THE DEVELOPMENT AND IMPLEMENTATION OF CHIRPED-PULSE FREQUENCY COMBS AT MILLIMETER WAVELENGTHS

Abstract

Technological advances in such areas as active multiplier chains and high-speed digital electronics are enabling the development of sensitive high-throughput spectroscopic instruments in the millimeter and submillimeter ranges. Recently there has been an effort to develop multiplexed direct absorption spectroscopy techniques that use frequency comb sources derived from phase-locked pulse trains (often created using ultrafast lasers). We have used a high-speed arbitrary waveform generator (AWG with 12 GHz sample rate) to create frequency combs at mm-wave wavelengths using a chirped pulse as the repeating waveform.

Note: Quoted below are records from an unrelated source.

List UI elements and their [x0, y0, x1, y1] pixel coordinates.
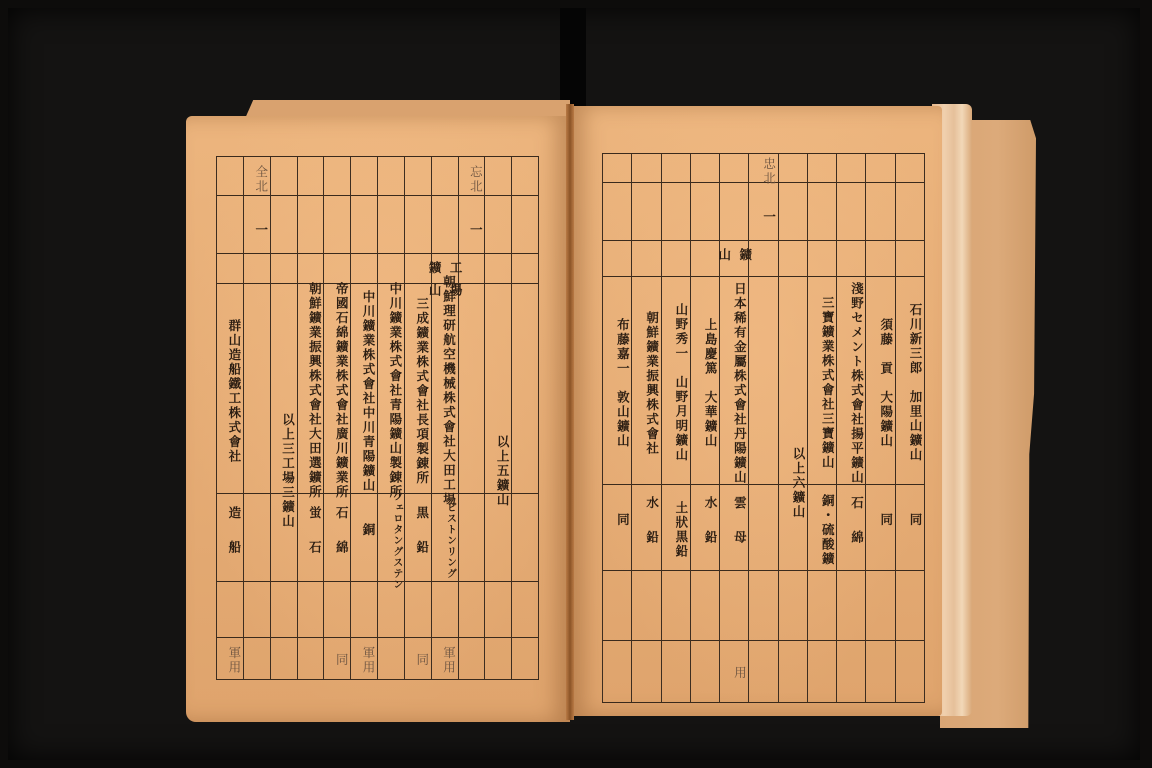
product-name: 雲母 — [720, 494, 748, 566]
table-column — [511, 157, 538, 679]
company-name: 山野秀一 山野月明鑛山 — [662, 286, 690, 480]
table-column: 忘北一 — [458, 157, 485, 679]
province-header: 全北 — [244, 163, 270, 195]
right-table: 石川新三郎 加里山鑛山同須藤 貢 大陽鑛山同淺野セメント株式會社揚平鑛山石綿三寶… — [602, 153, 925, 703]
product-name: 同 — [896, 494, 924, 566]
product-name: ピストンリング — [432, 503, 458, 577]
table-column: 忠北一 — [748, 154, 777, 702]
company-name: 上島慶篤 大華鑛山 — [691, 286, 719, 480]
company-name: 中川鑛業株式會社中川青陽鑛山 — [351, 293, 377, 489]
company-name: 群山造船鐵工株式會社 — [217, 293, 243, 489]
company-name: 三寶鑛業株式會社三寶鑛山 — [808, 286, 836, 480]
usage-note: 同 — [324, 645, 350, 675]
table-column: 上島慶篤 大華鑛山水鉛 — [690, 154, 719, 702]
product-name: 蛍石 — [298, 503, 324, 577]
product-name: 土狀黒鉛 — [662, 494, 690, 566]
product-name: 石綿 — [324, 503, 350, 577]
row-marker: 一 — [244, 207, 270, 253]
product-name: 銅・硫酸鑛 — [808, 494, 836, 566]
table-column: 中川鑛業株式會社中川青陽鑛山銅軍用 — [350, 157, 377, 679]
product-name: 水鉛 — [691, 494, 719, 566]
company-name: 須藤 貢 大陽鑛山 — [866, 286, 894, 480]
product-name: 石綿 — [837, 494, 865, 566]
left-table: 以上五鑛山忘北一工場鑛山朝鮮理研航空機械株式會社大田工場ピストンリング軍用三成鑛… — [216, 156, 539, 680]
product-name: 同 — [866, 494, 894, 566]
table-column: 三成鑛業株式會社長項製錬所黒鉛同 — [404, 157, 431, 679]
table-column: 山野秀一 山野月明鑛山土狀黒鉛 — [661, 154, 690, 702]
usage-note: 用 — [720, 648, 748, 698]
product-name: 造船 — [217, 503, 243, 577]
company-name: 日本稀有金屬株式會社丹陽鑛山 — [720, 286, 748, 480]
table-column: 群山造船鐵工株式會社造船軍用 — [216, 157, 243, 679]
company-name: 朝鮮鑛業振興株式會社 — [632, 286, 660, 480]
product-name: 水鉛 — [632, 494, 660, 566]
company-name: 中川鑛業株式會社青陽鑛山製錬所 — [378, 293, 404, 489]
table-column: 朝鮮鑛業振興株式會社大田選鑛所蛍石 — [297, 157, 324, 679]
province-header: 忘北 — [459, 163, 485, 195]
usage-note: 同 — [405, 645, 431, 675]
company-name: 朝鮮鑛業振興株式會社大田選鑛所 — [298, 293, 324, 489]
table-column: 以上三工場三鑛山 — [270, 157, 297, 679]
product-name: 同 — [603, 494, 631, 566]
table-column: 石川新三郎 加里山鑛山同 — [895, 154, 924, 702]
category-label: 鑛山 — [720, 248, 748, 274]
table-column: 中川鑛業株式會社青陽鑛山製錬所フェロタングステン — [377, 157, 404, 679]
table-column: 以上六鑛山 — [778, 154, 807, 702]
product-name: フェロタングステン — [378, 503, 404, 577]
company-name: 以上五鑛山 — [485, 293, 511, 569]
company-name: 布藤嘉一 敦山鑛山 — [603, 286, 631, 480]
row-marker: 一 — [459, 207, 485, 253]
company-name: 帝國石綿鑛業株式會社廣川鑛業所 — [324, 293, 350, 489]
usage-note: 軍用 — [351, 645, 377, 675]
company-name: 朝鮮理研航空機械株式會社大田工場 — [432, 293, 458, 489]
company-name: 石川新三郎 加里山鑛山 — [896, 286, 924, 480]
table-column: 三寶鑛業株式會社三寶鑛山銅・硫酸鑛 — [807, 154, 836, 702]
table-column: 工場鑛山朝鮮理研航空機械株式會社大田工場ピストンリング軍用 — [431, 157, 458, 679]
product-name: 黒鉛 — [405, 503, 431, 577]
company-name: 三成鑛業株式會社長項製錬所 — [405, 293, 431, 489]
table-column: 帝國石綿鑛業株式會社廣川鑛業所石綿同 — [323, 157, 350, 679]
company-name: 淺野セメント株式會社揚平鑛山 — [837, 286, 865, 480]
company-name: 以上三工場三鑛山 — [271, 293, 297, 569]
table-column: 須藤 貢 大陽鑛山同 — [865, 154, 894, 702]
row-marker: 一 — [749, 194, 777, 240]
province-header: 忠北 — [749, 160, 777, 182]
table-column: 全北一 — [243, 157, 270, 679]
book-gutter — [566, 104, 574, 720]
company-name: 以上六鑛山 — [779, 286, 807, 580]
table-column: 以上五鑛山 — [484, 157, 511, 679]
table-column: 朝鮮鑛業振興株式會社水鉛 — [631, 154, 660, 702]
frame-divider — [560, 8, 586, 108]
table-column: 淺野セメント株式會社揚平鑛山石綿 — [836, 154, 865, 702]
usage-note: 軍用 — [432, 645, 458, 675]
table-column: 鑛山日本稀有金屬株式會社丹陽鑛山雲母用 — [719, 154, 748, 702]
table-column: 布藤嘉一 敦山鑛山同 — [602, 154, 631, 702]
product-name: 銅 — [351, 503, 377, 577]
category-line: 鑛 — [736, 248, 754, 271]
usage-note: 軍用 — [217, 645, 243, 675]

This waveform has important advantages including 100\% duty cycle for the light output and compatibility with the use of frequency multiplier chains that extend the bandwidth of the comb proportional to the frequency multiplication factor. A new spectrometer operating in the 260-290 GHz range using active multiplier chains has been constructed to test the capabilities of chirped-pulse frequency comb spectroscopy for molecular rotational spectroscopy. The spectral properties of the mm-wave combs generated following x24 frequency multiplication, methods for compressed bandwidth detection using a dual-comb approach, and frequency comb analogs of FM spectroscopy will be presented.